C’est là que tu t’es filmée pour la première fois ?
En partant avec Christian, je me suis retrouvée à tourner, en ne l’ayant jamais fait de ma vie. Donc j’ai appris sur le tas. Et quand je me suis lancée seule, j’ai décidé filmer pour raconter mon trip à mes proches, en garder une trace. Solo, la caméra est le seul moyen de partager. Ça a été thérapeutique : tu t’en sers pour te décharger du bon et du mauvais. Mais je n’avais pas en tête de faire un film pour la télé. Simplement, par respect pour mon entourage j’ai essayé de faire ça proprement (rire). Les plans fixes depuis la moto, je trouve ça hyper chiant, donc j’ai essayé de faire autre chose.
Tu en es aujourd’hui à 10 épisodes questionnant la liberté, comment as-tu enchaîné ?
Au fil des dix épisodes, on n’a pas la même chose.
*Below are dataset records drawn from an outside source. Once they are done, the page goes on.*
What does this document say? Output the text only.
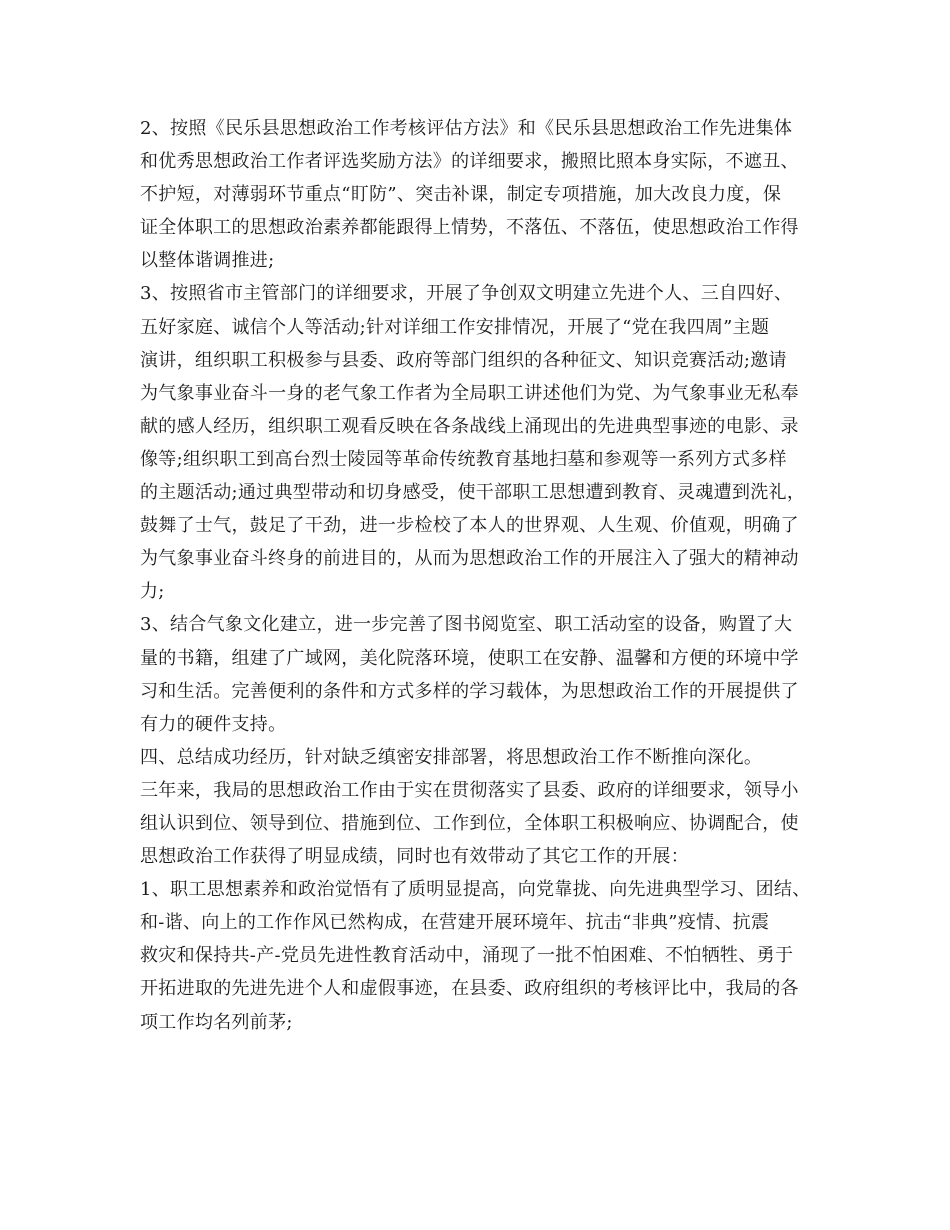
2、按照《民乐县思想政治工作考核评估方法》和《民乐县思想政治工作先进集体
和优秀思想政治工作者评选奖励方法》的详细要求，搬照比照本身实际，不遮丑、
不护短，对薄弱环节重点“盯防”、突击补课，制定专项措施，加大改良力度，保
证全体职工的思想政治素养都能跟得上情势，不落伍、不落伍，使思想政治工作得
以整体谐调推进;
3、按照省市主管部门的详细要求，开展了争创双文明建立先进个人、三自四好、
五好家庭、诚信个人等活动;针对详细工作安排情况，开展了“党在我四周”主题
演讲，组织职工积极参与县委、政府等部门组织的各种征文、知识竞赛活动;邀请
为气象事业奋斗一身的老气象工作者为全局职工讲述他们为党、为气象事业无私奉
献的感人经历，组织职工观看反映在各条战线上涌现出的先进典型事迹的电影、录
像等;组织职工到高台烈士陵园等革命传统教育基地扫墓和参观等一系列方式多样
的主题活动;通过典型带动和切身感受，使干部职工思想遭到教育、灵魂遭到洗礼，
鼓舞了士气，鼓足了干劲，进一步检校了本人的世界观、人生观、价值观，明确了
为气象事业奋斗终身的前进目的，从而为思想政治工作的开展注入了强大的精神动
力;
3、结合气象文化建立，进一步完善了图书阅览室、职工活动室的设备，购置了大
量的书籍，组建了广域网，美化院落环境，使职工在安静、温馨和方便的环境中学
习和生活。完善便利的条件和方式多样的学习载体，为思想政治工作的开展提供了
有力的硬件支持。
四、总结成功经历，针对缺乏缜密安排部署，将思想政治工作不断推向深化。
三年来，我局的思想政治工作由于实在贯彻落实了县委、政府的详细要求，领导小
组认识到位、领导到位、措施到位、工作到位，全体职工积极响应、协调配合，使
思想政治工作获得了明显成绩，同时也有效带动了其它工作的开展：
1、职工思想素养和政治觉悟有了质明显提高，向党靠拢、向先进典型学习、团结、
和-谐、向上的工作作风已然构成，在营建开展环境年、抗击“非典”疫情、抗震
救灾和保持共-产-党员先进性教育活动中，涌现了一批不怕困难、不怕牺牲、勇于
开拓进取的先进先进个人和虚假事迹，在县委、政府组织的考核评比中，我局的各
项工作均名列前茅;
Après ce premier voyage, Honda m’a prêté une moto et j’ai mis le cap vers l’Iran. Je suis repartie avec l’idée de filmer, mais plus pour moi. J’avais envie d’aller plus vers les autres, et la moto joue parfaitement son rôle en te permettant de rencontrer plein de gens, de t’arrêter partout. Les Iraniens m’ont fait basculer. Entre ce que j’en avais entendu et ce que j’ai découvert, le gouffre était immense. C’est cette dissonance qui m’a fait m’orienter vers des pays comme l’Éthiopie, le Somaliland, le Rwanda, le Bangladesh ou le Pakistan, que l’on connaît si mal et dont les habitants souffrent de cette image faussée. L’idée de questionner la notion de liberté a évolué en même temps que mes déplacements. Au début, je ne savais pas où j’allais, c’était plus une interrogation personnelle. Mais au fil des voyages, je me suis transformée, et ma quête aussi.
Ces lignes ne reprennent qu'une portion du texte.